Japan's new visa system for migrant workers only extends the scope for exploitation
Stories of abuse by foreign workers in Japan are horribly common, such as that of “Trainee A”, a Cambodian plumber who in 2017 was beaten and racially abused at work so badly that his hard hat was cracked with a hammer. Other reports of abuse include sexual assault, withholding of payment, unsanitary housing, and paying half the minimum wage.
Japan recently introduced a new visa system for hundreds of thousands of foreign workers to cover blue-collar jobs for a fixed term of five years. But does it improve conditions for migrant workers, or simply extend the current system of exploitation?
Japan is not traditionally a country of immigration, and many segments of the public have a negative, knee-jerk response to the idea of an influx of foreigners. Partly as a result of this sentiment, the only way for an “unskilled” person to enter Japan to work is as a so-called “intern” under the Technical Intern Trainee Programme (TITP).
The TITP was created in the early 1990s, ostensibly as a foreign aid programme.

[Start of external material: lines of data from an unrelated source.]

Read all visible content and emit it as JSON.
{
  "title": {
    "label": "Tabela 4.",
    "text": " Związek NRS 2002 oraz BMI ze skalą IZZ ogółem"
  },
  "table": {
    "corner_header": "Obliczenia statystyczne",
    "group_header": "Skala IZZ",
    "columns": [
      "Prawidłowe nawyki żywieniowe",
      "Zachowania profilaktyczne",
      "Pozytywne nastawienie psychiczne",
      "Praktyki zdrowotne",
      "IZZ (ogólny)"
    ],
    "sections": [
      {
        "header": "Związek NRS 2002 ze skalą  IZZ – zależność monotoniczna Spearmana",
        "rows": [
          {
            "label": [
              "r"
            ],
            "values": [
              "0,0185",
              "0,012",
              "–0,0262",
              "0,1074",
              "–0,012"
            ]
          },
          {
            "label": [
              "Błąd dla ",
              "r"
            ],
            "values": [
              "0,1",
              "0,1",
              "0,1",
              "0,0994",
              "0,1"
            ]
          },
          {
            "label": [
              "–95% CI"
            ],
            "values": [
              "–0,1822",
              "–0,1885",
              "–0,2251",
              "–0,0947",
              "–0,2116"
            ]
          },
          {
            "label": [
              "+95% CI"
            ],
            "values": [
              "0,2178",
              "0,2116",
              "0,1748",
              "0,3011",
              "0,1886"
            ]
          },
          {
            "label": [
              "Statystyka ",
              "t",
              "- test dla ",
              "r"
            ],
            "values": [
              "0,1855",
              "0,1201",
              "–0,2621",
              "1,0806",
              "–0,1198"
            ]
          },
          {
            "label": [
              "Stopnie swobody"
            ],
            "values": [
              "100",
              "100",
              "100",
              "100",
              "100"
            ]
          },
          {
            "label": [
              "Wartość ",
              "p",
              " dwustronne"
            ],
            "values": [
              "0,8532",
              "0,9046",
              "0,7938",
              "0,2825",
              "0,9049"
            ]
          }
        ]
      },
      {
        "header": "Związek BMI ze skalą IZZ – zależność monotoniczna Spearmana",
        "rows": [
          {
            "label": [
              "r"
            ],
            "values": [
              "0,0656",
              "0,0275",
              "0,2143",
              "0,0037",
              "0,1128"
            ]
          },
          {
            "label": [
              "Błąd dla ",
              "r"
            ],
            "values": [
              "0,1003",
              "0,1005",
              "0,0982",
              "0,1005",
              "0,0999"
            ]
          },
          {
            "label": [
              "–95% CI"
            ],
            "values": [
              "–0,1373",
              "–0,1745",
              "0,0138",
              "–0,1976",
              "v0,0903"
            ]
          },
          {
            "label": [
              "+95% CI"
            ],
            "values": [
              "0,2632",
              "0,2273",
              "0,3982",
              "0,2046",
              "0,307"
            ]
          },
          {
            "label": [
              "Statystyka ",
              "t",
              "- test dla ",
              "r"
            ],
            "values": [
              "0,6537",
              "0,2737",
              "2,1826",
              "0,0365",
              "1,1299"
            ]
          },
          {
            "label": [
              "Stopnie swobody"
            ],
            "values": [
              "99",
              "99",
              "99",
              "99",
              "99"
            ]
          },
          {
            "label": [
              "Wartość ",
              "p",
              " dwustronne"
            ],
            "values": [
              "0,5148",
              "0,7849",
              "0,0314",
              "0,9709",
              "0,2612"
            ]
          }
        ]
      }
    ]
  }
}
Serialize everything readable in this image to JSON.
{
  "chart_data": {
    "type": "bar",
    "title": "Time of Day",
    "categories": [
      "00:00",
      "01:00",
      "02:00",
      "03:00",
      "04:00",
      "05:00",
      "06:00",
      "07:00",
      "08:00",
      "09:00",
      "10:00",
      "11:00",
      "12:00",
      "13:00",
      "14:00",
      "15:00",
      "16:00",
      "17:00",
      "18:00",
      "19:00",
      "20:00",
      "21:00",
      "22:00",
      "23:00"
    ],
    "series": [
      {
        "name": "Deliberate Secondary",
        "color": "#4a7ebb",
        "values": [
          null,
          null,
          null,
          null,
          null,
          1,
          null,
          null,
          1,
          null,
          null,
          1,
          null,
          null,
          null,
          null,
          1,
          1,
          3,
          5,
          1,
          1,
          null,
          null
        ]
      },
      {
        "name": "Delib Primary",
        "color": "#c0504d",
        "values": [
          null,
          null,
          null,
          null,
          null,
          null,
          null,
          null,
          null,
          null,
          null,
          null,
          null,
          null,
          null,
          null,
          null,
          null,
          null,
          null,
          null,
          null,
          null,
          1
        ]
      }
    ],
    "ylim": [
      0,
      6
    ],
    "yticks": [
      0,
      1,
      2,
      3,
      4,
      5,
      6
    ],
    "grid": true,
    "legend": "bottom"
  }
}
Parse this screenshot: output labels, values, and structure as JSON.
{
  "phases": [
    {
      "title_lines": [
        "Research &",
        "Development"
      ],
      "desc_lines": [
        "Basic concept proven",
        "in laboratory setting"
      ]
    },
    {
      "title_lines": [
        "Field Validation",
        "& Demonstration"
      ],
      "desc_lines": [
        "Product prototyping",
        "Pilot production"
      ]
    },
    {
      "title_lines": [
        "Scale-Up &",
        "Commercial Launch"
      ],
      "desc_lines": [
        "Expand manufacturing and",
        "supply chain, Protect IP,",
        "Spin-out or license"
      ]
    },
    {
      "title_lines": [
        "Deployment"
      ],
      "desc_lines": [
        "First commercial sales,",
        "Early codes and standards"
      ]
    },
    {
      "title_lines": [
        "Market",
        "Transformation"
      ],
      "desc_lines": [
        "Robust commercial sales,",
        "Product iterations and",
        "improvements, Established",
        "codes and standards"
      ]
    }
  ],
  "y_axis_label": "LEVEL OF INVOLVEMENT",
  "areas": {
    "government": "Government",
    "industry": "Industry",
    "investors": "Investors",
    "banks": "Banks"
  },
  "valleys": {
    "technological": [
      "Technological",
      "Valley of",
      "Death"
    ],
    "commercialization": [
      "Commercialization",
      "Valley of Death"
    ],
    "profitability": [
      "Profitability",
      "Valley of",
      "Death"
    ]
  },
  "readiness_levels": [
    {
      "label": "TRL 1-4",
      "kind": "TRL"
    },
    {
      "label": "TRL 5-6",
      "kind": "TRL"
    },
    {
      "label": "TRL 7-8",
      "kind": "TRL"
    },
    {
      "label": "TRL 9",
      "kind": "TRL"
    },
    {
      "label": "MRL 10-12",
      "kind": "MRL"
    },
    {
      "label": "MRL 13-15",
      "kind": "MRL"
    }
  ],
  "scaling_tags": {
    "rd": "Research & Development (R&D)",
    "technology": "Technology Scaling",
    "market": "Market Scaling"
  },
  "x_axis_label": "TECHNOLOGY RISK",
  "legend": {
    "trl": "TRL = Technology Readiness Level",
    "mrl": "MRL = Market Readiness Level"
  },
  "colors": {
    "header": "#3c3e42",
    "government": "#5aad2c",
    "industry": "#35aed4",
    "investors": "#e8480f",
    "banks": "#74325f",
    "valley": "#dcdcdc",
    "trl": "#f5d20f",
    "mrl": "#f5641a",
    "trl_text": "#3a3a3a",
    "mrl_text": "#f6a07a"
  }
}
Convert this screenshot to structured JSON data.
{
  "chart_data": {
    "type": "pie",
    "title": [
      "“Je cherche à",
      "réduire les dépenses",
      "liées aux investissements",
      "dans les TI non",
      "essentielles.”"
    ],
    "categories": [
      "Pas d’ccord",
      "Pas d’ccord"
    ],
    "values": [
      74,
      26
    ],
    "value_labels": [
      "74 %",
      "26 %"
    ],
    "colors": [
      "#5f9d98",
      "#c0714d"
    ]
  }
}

People come from participating Asian countries to work for two or three years as “interns” in Japanese companies, where, in theory, they learn the advanced skills that have made Japan an economic powerhouse.
Despite its seemingly noble purpose, from the outset the TITP has widely been viewed as a way for companies to exploit cheap foreign labour. “Interns” are in theory entitled to the same labour rights as Japanese nationals, but government oversight ranges from extremely lax to non-existent, and violations are commonplace.
There is no way for these 250,000 “interns“ to stay in Japan - they are expected to return to their countries – yet the number of sectors allowed to employ them has grown to include construction, agriculture, care-giving, and possibly soon, convenience stores.
A government survey in 2016 found that 70 per cent of employers failed to abide by labour regulations on interns. Deaths or other injuries are work happen to interns at nearly double the rate of Japanese workers. And a separate government survey of interns who had “absconded” (interns are not allowed to change employers, making them even more vulnerable) found that 67 per cent of them were not paid the minimum wage. (In an apparent effort to blame the victim, the government initially suggested the interns who ran away had “sought higher wages”.)
The TITP has long been criticised by civil society, UN human rights bodies, and even the US State Department, prompting incremental changes, such as improvements to how the programme is supervised. But fundamental problems have continued, and the system remains a hotbed of abuse.
In June 2018, the Japanese government suddenly announced that it would submit a Bill allowing, for the first time, foreign workers into Japan to work in unskilled sectors. The bill was rammed through parliament with little debate, and many details remain unclear. What has been clear from the start is that, once again, this is not a “system allowing immigration” - foreign workers will be expected to leave after a five-year term, with extra steps taken to discourage them from staying longer.
For example, unskilled foreign workers will not be allowed to bring family members with them. (Under the current system, female interns are banned from having relationships with men, and employers have tried to force interns who become pregnant to have abortions.)
Japan can therefore maintain its homogeneity while benefiting from a labour force willing to work for lower wages than the rest of the population. As with the TITP, the limits on how long foreign workers can stay are meant to dissuade them from rocking-the-boat, for example by demanding basic human rights.
The new law is extremely slim on details, and there are strong concerns that it will just serve as a way to expand TITP into a longer-term programme, with the potential for further abuse. The context is not encouraging.
The KnowTheChain benchmarks, which assess companies on how they address the risk of forced labour in their supply chains, have found that the 12 largest Japanese companies, many from the electronics sector, have an average score of 21/100. On recruitment practices and protecting foreign workers, the average score drops to just 8/100. Electronics giant Hitachi is the only company of the 12 that bans workers in its supply chains having to pay recruitment fees in order to work.
In recent years, Japanese companies have become mindful of these issues, and have started to recognize that the potential for abuse exists not only in their supply chains, but also in Japan. Some leading companies in this area have conducted surveys of their domestic suppliers on the employment of foreign “interns”, and have stressed the need to prevent abuse.
In addition, after Human Rights Now and the Business & Human Rights Resource Centre conducted a joint survey of Japanese apparel companies on human rights, several Japanese garment brands reportedly told their suppliers to ensure the rights of any foreign “trainees” were respected. KnowTheChain has also found that the five Japanese companies it analysed in 2016 and 2018 showed improvements over time.
For example, since 2016 Hitachi trained its suppliers on modern slavery, manufacturer Keyence put forced labor provisions in its supplier contracts, and electronics firm Murata set up a human rights and labor committee to train production workers at least once a year. Other companies, such as footwear multinational Asics, have publicly committed to improve their practices in the area of recruitment, and to develop a remediation and response process for labor rights violations.
However, despite these positive steps and the new visa system, only strong government oversight, with laws mandating due diligence by companies, can force real change, and end the practice of treating foreign workers as cheap and expendable.